Por la noche volvimos a la villa. El servicio de esta villa nos recordaba a alguaciles de diferentes escalafones. Está el que amablemente nos recibe con una sonrisa nerviosa y nos asciende a míster Luis, Pablo y Javier, y los de más baja categoría, que realizan las tareas más oscuras, apenas tienen derecho a hablarnos y reciben clandestinamente las reprimendas de su superior cuando los huéspedes descansan a pierna suelta en sus amplias habitaciones. Todo esto eran suposiciones nuestras, pero daban la sensación de que no descansaran, de provenir de una raza o una especie destinada a servir en aquella villa, sin más vida que la de preparar desayunos, sonreír al turista y cambiar las toallas de unas habitaciones enormes, huérfanas de decoración y utensilios.

Uno de los empleados de la villa corta la barba a un ya anciano
Adam Smith. Sobre la mesa, sus pinturas.
Uno de los chalés de esta villa está ocupado desde hace años por un viejo ciego cuyo pseudónimo artístico es Adam Smith. Alcanza ya la edad de los 96 años y detrás ha dejado una estela de vivencias imposible de narrar salvo en una biografía. Pregunto si sería posible hablar con él, pero el alguacil me responde con una sonrisa compasiva y un tono de siervo que me encrespaba: "Mr Smith is so old now, he is usually resting and can´t speak (el señor Smith está viejo ya, está cansado y no puede hablar)". Mirando en Wikipedia adivino que nuestro vecino llegó a Indonesia en la década de los 50 de la mano de los holandeses para cumplir con el servicio militar en una isla que todavía pertenecía a los holandeses. Luego fue arrestado por los japoneses y fue recluido en un campo de concentración hasta que consiguió librarse y regresar a esa isla que le cautivó y de la que manó su fuente de inspiración para construir una pinacoteca en la que retratar a las balinesas de una forma muy similar a la que encumbró a Gauguin en la Polinesia.

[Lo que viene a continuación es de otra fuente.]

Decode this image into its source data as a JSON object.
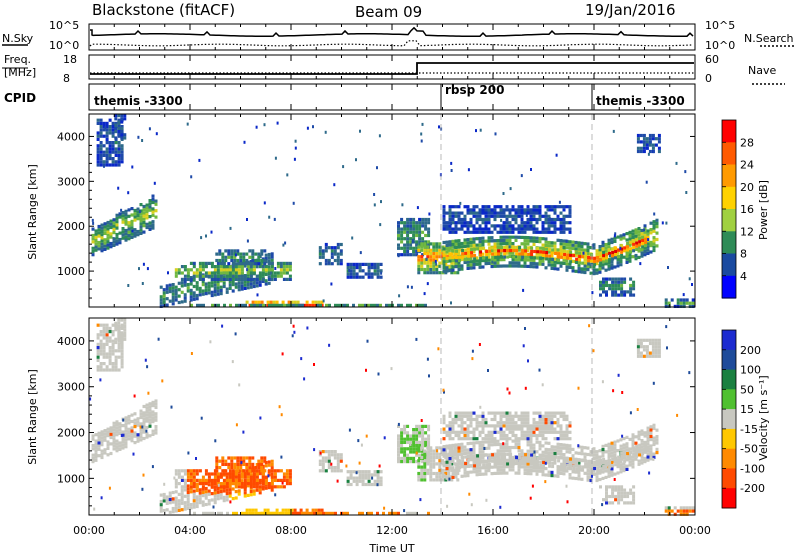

La última noche conocimos a Sandra, una superviviente española en Indonesia, país que le condujo a la paz tras años de estrés trabajando desde los despachos de Iberia. Diplomada en turismo vio en este país la oportunidad de llevar a cabo una vida más pacífica y silenciosa, en armonía con el mar y la tierra. Lleva cuatro años en Bali después de trotar por islas selváticas y tropicales; posee su propia agencia de viajes y se dedica prácticamente a satisfacer los deseos aventureros de los hispanohablantes. Entre otras actividades destaca el submarinismo. Forma parte de su vida repetir a los neófitos día tras día y semana tras semana los procedimientos para bucear correctamente, pero ya en el agua, ella se alimenta de su imaginación para saborear los paisajes marinos.

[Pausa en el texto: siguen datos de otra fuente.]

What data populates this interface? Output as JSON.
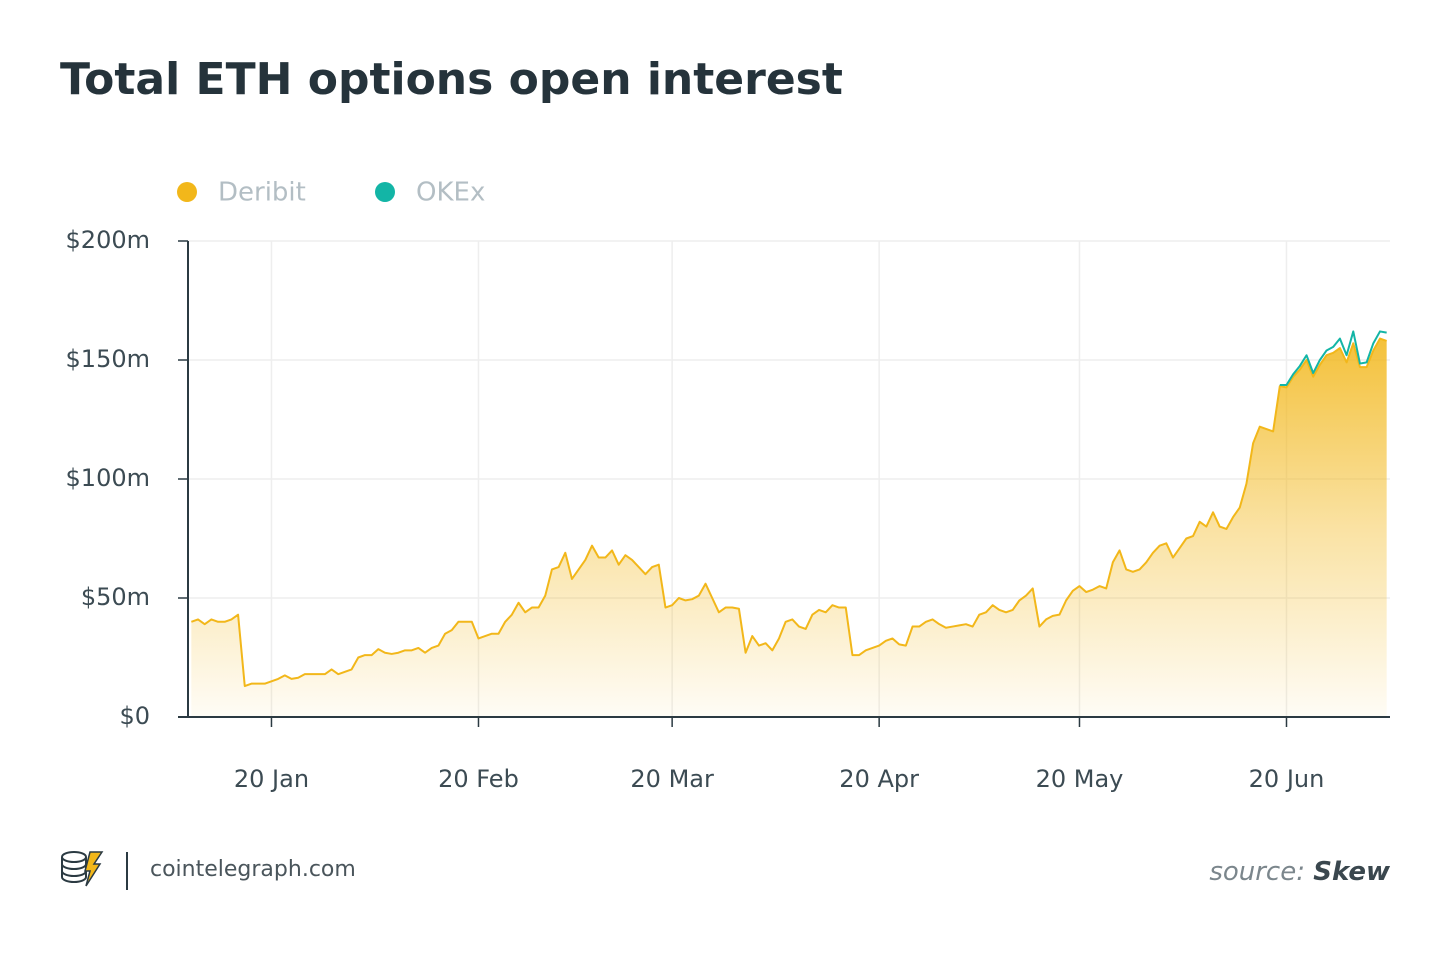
{
  "chart_data": {
    "type": "area",
    "title": "Total ETH options open interest",
    "stacked": true,
    "categories": [
      null,
      null,
      null,
      null,
      null,
      null,
      null,
      null,
      null,
      null,
      null,
      null,
      "20 Jan",
      null,
      null,
      null,
      null,
      null,
      null,
      null,
      null,
      null,
      null,
      null,
      null,
      null,
      null,
      null,
      null,
      null,
      null,
      null,
      null,
      null,
      null,
      null,
      null,
      null,
      null,
      null,
      null,
      null,
      null,
      "20 Feb",
      null,
      null,
      null,
      null,
      null,
      null,
      null,
      null,
      null,
      null,
      null,
      null,
      null,
      null,
      null,
      null,
      null,
      null,
      null,
      null,
      null,
      null,
      null,
      null,
      null,
      null,
      null,
      null,
      "20 Mar",
      null,
      null,
      null,
      null,
      null,
      null,
      null,
      null,
      null,
      null,
      null,
      null,
      null,
      null,
      null,
      null,
      null,
      null,
      null,
      null,
      null,
      null,
      null,
      null,
      null,
      null,
      null,
      null,
      null,
      null,
      "20 Apr",
      null,
      null,
      null,
      null,
      null,
      null,
      null,
      null,
      null,
      null,
      null,
      null,
      null,
      null,
      null,
      null,
      null,
      null,
      null,
      null,
      null,
      null,
      null,
      null,
      null,
      null,
      null,
      null,
      null,
      "20 May",
      null,
      null,
      null,
      null,
      null,
      null,
      null,
      null,
      null,
      null,
      null,
      null,
      null,
      null,
      null,
      null,
      null,
      null,
      null,
      null,
      null,
      null,
      null,
      null,
      null,
      null,
      null,
      null,
      null,
      null,
      "20 Jun",
      null,
      null,
      null,
      null,
      null,
      null,
      null,
      null,
      null,
      null,
      null,
      null,
      null,
      null,
      null
    ],
    "series": [
      {
        "name": "Deribit",
        "color": "#f2b71a",
        "values": [
          40,
          41,
          39,
          41,
          40,
          40,
          41,
          43,
          13,
          14,
          14,
          14,
          15,
          16,
          17.5,
          16,
          16.5,
          18,
          18,
          18,
          18,
          20,
          18,
          19,
          20,
          25,
          26,
          26,
          28.5,
          27,
          26.5,
          27,
          28,
          28,
          29,
          27,
          29,
          30,
          35,
          36.5,
          40,
          40,
          40,
          33,
          34,
          35,
          35,
          40,
          43,
          48,
          44,
          46,
          46,
          51,
          62,
          63,
          69,
          58,
          62,
          66,
          72,
          67,
          67,
          70,
          64,
          68,
          66,
          63,
          60,
          63,
          64,
          46,
          47,
          50,
          49,
          49.5,
          51,
          56,
          50,
          44,
          46,
          46,
          45.5,
          27,
          34,
          30,
          31,
          28,
          33,
          40,
          41,
          38,
          37,
          43,
          45,
          44,
          47,
          46,
          46,
          26,
          26,
          28,
          29,
          30,
          32,
          33,
          30.5,
          30,
          38,
          38,
          40,
          41,
          39,
          37.5,
          38,
          38.5,
          39,
          38,
          43,
          44,
          47,
          45,
          44,
          45,
          49,
          51,
          54,
          38,
          41,
          42.5,
          43,
          49,
          53,
          55,
          52.5,
          53.5,
          55,
          54,
          65,
          70,
          62,
          61,
          62,
          65,
          69,
          72,
          73,
          67,
          71,
          75,
          76,
          82,
          80,
          86,
          80,
          79,
          84,
          88,
          98,
          115,
          122,
          121,
          120,
          139,
          138.5,
          143,
          146,
          150,
          143,
          148,
          152,
          153,
          155,
          149,
          157,
          147,
          147,
          154,
          159,
          158
        ]
      },
      {
        "name": "OKEx",
        "color": "#13b5a6",
        "values": [
          null,
          null,
          null,
          null,
          null,
          null,
          null,
          null,
          null,
          null,
          null,
          null,
          null,
          null,
          null,
          null,
          null,
          null,
          null,
          null,
          null,
          null,
          null,
          null,
          null,
          null,
          null,
          null,
          null,
          null,
          null,
          null,
          null,
          null,
          null,
          null,
          null,
          null,
          null,
          null,
          null,
          null,
          null,
          null,
          null,
          null,
          null,
          null,
          null,
          null,
          null,
          null,
          null,
          null,
          null,
          null,
          null,
          null,
          null,
          null,
          null,
          null,
          null,
          null,
          null,
          null,
          null,
          null,
          null,
          null,
          null,
          null,
          null,
          null,
          null,
          null,
          null,
          null,
          null,
          null,
          null,
          null,
          null,
          null,
          null,
          null,
          null,
          null,
          null,
          null,
          null,
          null,
          null,
          null,
          null,
          null,
          null,
          null,
          null,
          null,
          null,
          null,
          null,
          null,
          null,
          null,
          null,
          null,
          null,
          null,
          null,
          null,
          null,
          null,
          null,
          null,
          null,
          null,
          null,
          null,
          null,
          null,
          null,
          null,
          null,
          null,
          null,
          null,
          null,
          null,
          null,
          null,
          null,
          null,
          null,
          null,
          null,
          null,
          null,
          null,
          null,
          null,
          null,
          null,
          null,
          null,
          null,
          null,
          null,
          null,
          null,
          null,
          null,
          null,
          null,
          null,
          null,
          null,
          null,
          null,
          null,
          null,
          null,
          0.5,
          1,
          1,
          1.5,
          2,
          1.5,
          2,
          2,
          2.5,
          4,
          3,
          5,
          1.5,
          2,
          3,
          3,
          3.5
        ]
      }
    ],
    "ylim": [
      0,
      200
    ],
    "yticks": [
      {
        "value": 0,
        "label": "$0"
      },
      {
        "value": 50,
        "label": "$50m"
      },
      {
        "value": 100,
        "label": "$100m"
      },
      {
        "value": 150,
        "label": "$150m"
      },
      {
        "value": 200,
        "label": "$200m"
      }
    ],
    "grid": true
  },
  "footer": {
    "site": "cointelegraph.com",
    "source_label": "source:",
    "source_name": "Skew"
  }
}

Sandra sentada en la moto por la que se mueve por Bali.
Nos saca de paseo por la noche de Bali, una noche silenciosa, vacía, con disposición por parte de los empresarios locales, pero pocas ganas por parte de los visitantes. "Aquí hay días que se te llena la ciudad por la noche y otros días que no hay nadie; no importa que sea sábado o lunes. El que decide cuándo salir es el turista", nos comentaba Sandra. Vasca de 38 años, conocía a todos los jefecillos de la noche ubutiana. Mafiosos a pequeña escala que con 27 años empiezan a cumplir el sueño de vivir de la noche y todas las moléculas contaminadas que rondan en rededor y que les muda el rostro convirtiéndolos en personas directamente sospechosas. Sandra nos presentó a varios de ellos. Mismo perro, distinto collar.

Uno de los personajes de aquella noche resultó ser un fotógrafo que nos aseguró trabajar en Bali para la agencia de fotografía más grande del mundo, Martí. Fuera o no verdad, se podría decir que su larga estancia en esta isla estaba acabando con su cordura entre copa y copa a juzgar por su manera de hablar y su desinhibida lengua. Si algo nos enseñó Martí es que para vivir en Ubud hay que cumplir un principio básico, no temer a la soledad.